Gibbs is not happy with the cell phone signal at his office so he tried a signal boosting antenna and, by golly, he's happier!
It was with some amusement I recently stumbled across T-Mobile's Personal Coverage Check, a service that claims you can "Check if T-Mobile coverage is right for you."
A quick digression: Ever wonder what the "t" in T-Mobile stands for? The answer is "Telekom" because the company is a subsidiary of Deutsche Telekom. Curiously, I have always found German products to be of high quality with good customer service, but for some reason T-Mobile is different.
Anyway, according to T-Mobile's mapping service I should have a signal strength of between three and four bars. Judging from my very precise measurements (that is, looking at my phone), reality is a little different, with my signal usually between zero and four bars and alternating between those states on a roughly 5-minute cycle. So far I have not been able to find an explanation as to why the signal strength should wobble around so much -- perhaps you have an answer and would care to enlighten me.
Actually when I write "between zero and four bars" I should qualify that with the phrase "until two weeks ago." These days the cycle has shifted so now about every 5 minutes I get four bars for about 30 seconds and then nothing, nyet, nada, for the rest of the time. Can customer service tell me why? No. Can they do anything about it? Hah!
So, with my signal strength wavering with wild abandon there was a great opportunity to see if a product I had just received could improve my service. The product is the Arc Wireless Freedom Blade, an external antenna for cell phones, PDAs or any other wireless devices that operate in the cell phone bands.
By the way, if you want to find out what bands the cell phone carriers use in your neck of the woods check out Wireless Advisor. In my area we’re in T-Mobile's 1900MHz footprint.
Here's the problem with signal-boosting antennas: To work their magic and really boost signal strength they need to be tuned for a particular frequency. Either side of that frequency the gain (that is,. amplification) decreases significantly. As cell phones operate in channels within fairly wide frequency bands it would seem an antenna would only make an improvement for a particular channel.
Thus it was without much hope of improving my cell phone reception that I unpacked the Blade to discover a 5-inch-by-1.5-inch-by-0.25-inch piece of black plastic weighing a few ounces with a yard-long thin coax tail. The Blade also comes with an adapter cable that connects the mini-BNC coax to a connector compatible with your phone’s antenna adapter.
I plugged in the Blade and -- ta-da -- my phone, which showed no signal, suddenly reported four bars! It appears that this gizmo actually works! Whether the results include, as the company claims, "enhanced voice clarity" is hard to determine, as is quantifying the real improvement in the signal reception, but subjectively the Blade appears to work.
You may be wondering why this gadget seems to work so well when it theoretically shouldn't?
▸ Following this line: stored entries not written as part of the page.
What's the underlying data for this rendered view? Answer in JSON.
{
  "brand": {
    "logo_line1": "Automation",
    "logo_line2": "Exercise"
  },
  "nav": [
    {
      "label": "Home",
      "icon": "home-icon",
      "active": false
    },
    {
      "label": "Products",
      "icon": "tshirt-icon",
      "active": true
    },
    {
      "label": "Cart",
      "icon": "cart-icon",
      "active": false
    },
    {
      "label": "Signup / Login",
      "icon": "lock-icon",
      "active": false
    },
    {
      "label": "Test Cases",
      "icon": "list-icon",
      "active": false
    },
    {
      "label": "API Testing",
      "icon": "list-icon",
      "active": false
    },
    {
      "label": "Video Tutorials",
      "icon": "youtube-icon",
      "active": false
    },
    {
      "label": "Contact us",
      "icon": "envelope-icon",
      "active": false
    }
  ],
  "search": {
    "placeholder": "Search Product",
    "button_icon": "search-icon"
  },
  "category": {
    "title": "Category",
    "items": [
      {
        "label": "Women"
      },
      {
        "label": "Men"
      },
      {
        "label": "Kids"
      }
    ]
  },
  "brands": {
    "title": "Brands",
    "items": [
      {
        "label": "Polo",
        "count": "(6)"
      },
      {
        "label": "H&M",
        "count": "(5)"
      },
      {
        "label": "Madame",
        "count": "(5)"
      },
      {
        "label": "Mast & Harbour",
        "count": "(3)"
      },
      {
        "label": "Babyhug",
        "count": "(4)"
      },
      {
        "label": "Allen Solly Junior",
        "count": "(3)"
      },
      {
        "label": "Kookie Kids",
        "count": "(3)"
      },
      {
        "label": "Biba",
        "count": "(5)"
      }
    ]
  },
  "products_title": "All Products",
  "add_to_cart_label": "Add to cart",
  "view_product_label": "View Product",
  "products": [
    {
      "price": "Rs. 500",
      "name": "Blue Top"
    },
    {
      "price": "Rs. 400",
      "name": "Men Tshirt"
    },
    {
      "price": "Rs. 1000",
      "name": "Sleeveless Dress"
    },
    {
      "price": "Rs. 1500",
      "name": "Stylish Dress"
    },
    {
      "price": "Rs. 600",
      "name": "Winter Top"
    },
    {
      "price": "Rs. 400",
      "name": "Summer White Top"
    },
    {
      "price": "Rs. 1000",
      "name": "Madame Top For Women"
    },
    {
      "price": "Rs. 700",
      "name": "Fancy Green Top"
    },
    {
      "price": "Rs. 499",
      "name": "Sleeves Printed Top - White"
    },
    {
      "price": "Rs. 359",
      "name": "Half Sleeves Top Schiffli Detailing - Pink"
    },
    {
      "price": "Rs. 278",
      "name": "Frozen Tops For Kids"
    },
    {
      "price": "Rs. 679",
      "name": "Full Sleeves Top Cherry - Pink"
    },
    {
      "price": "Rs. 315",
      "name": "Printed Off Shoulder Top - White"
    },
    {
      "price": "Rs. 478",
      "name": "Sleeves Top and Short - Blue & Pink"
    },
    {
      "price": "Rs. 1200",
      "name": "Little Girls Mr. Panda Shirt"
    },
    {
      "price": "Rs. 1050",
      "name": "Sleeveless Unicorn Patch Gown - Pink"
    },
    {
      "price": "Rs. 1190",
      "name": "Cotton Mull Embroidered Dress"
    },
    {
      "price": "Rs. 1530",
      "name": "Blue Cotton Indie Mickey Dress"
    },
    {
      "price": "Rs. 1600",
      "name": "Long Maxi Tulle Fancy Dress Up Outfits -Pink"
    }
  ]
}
A company representative says the antenna contains circuitry that uses "flared slots and broadband matching" to selectively amplify the cellular signals. I have a rough idea what this means but perhaps one of you could enlighten me?
What I don't like about the Freedom Blade is that its cable with the adapter connector is large and comparatively heavy considering how little the antenna weighs, and the included stand is kind of pathetic. Arc should also include the optional laptop and vent clips rather than making them a separate purchase.
So, until T-Mobile fixes my local cell tower or whatever the problem is, the Freedom Blade appears to be keeping me connected. Unfortunately the screen on my cell phone just died and so I have no idea who is calling, but at least they can. The Freedom Blade gets a score of 3 out of 5.